In a Serbian mine

Apr 24, 2007 11:16 GMT  ·  By

The power of Superman is at our reach. Kryptonite, the green mineral that sapped the hero's power when exposed to it, has turned from fiction to reality, as a similar one has just been discovered by a team from the mining group Rio Tinto in a Serbian mine.

"The real mineral is white and harmless. (...) it's not green and it doesn't glow either - although it will react to ultraviolet light by fluorescing a pinkish-orange," said Dr Chris Stanley, a mineralogist at London's Natural History Museum, to BBC. When Stanley decoded the mineral's chemical composition, he was surprised to see it was new for science, but ... already extant in the SF literature!...
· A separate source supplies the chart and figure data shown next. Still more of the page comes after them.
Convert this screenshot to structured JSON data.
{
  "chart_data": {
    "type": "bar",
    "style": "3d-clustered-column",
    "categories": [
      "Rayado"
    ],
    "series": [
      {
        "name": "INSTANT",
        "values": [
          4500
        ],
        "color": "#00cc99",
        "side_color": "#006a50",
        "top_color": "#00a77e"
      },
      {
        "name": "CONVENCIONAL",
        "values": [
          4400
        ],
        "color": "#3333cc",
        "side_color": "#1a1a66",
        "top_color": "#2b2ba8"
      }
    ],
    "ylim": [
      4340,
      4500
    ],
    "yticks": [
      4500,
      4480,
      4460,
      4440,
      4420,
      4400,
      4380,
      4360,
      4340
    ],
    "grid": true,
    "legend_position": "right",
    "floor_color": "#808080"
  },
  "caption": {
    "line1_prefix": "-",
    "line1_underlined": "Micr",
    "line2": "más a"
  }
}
"Towards the end of my research I searched the web using the mineral's chemical formula - sodium lithium boron silicate hydroxide - and was amazed to discover that same scientific name, written on a case of rock containing kryptonite stolen by Lex Luther from a museum in the film Superman Returns. The new mineral does not contain fluorine (which it does in the film) and is white rather than green but, in all other respects, the chemistry matches that for the rock containing kryptonite."

The mineral is very hard but also very small grained, each grain being less than 5 microns (1 micron=1/1,000,000 m) in diameter. The atomic composition was made at Canada's National Research Council by Dr Pamela Whitfield and Dr Yvon Le Page. "Being able to analyze all the properties of a mineral, both chemical and physical, brings us closer to confirming that it is indeed unique." explained Le Page.
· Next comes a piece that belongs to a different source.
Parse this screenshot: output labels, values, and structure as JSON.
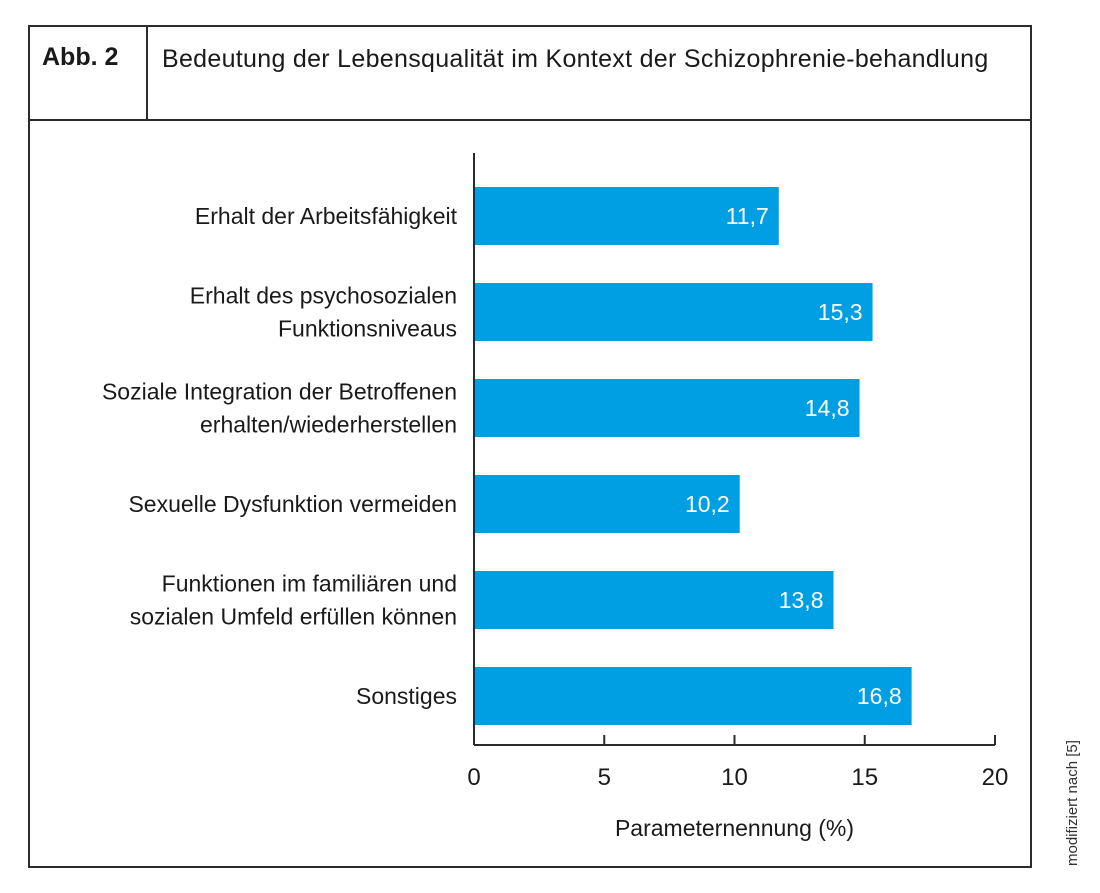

The new chemical cannot be baptized kryptonite, as there is already a real element called krypton (a noble gas), but instead it will be named jadarite, after the place where the provenience mine is located, Jadar.

"If deposits occurred in sufficient quantity it could have some commercial value. It contains boron and lithium - two valuable elements with many applications. Borosilicate glasses are used to encapsulate processed radioactive waste, and lithium is used in batteries and in the pharmaceutical industries." explained Stanley.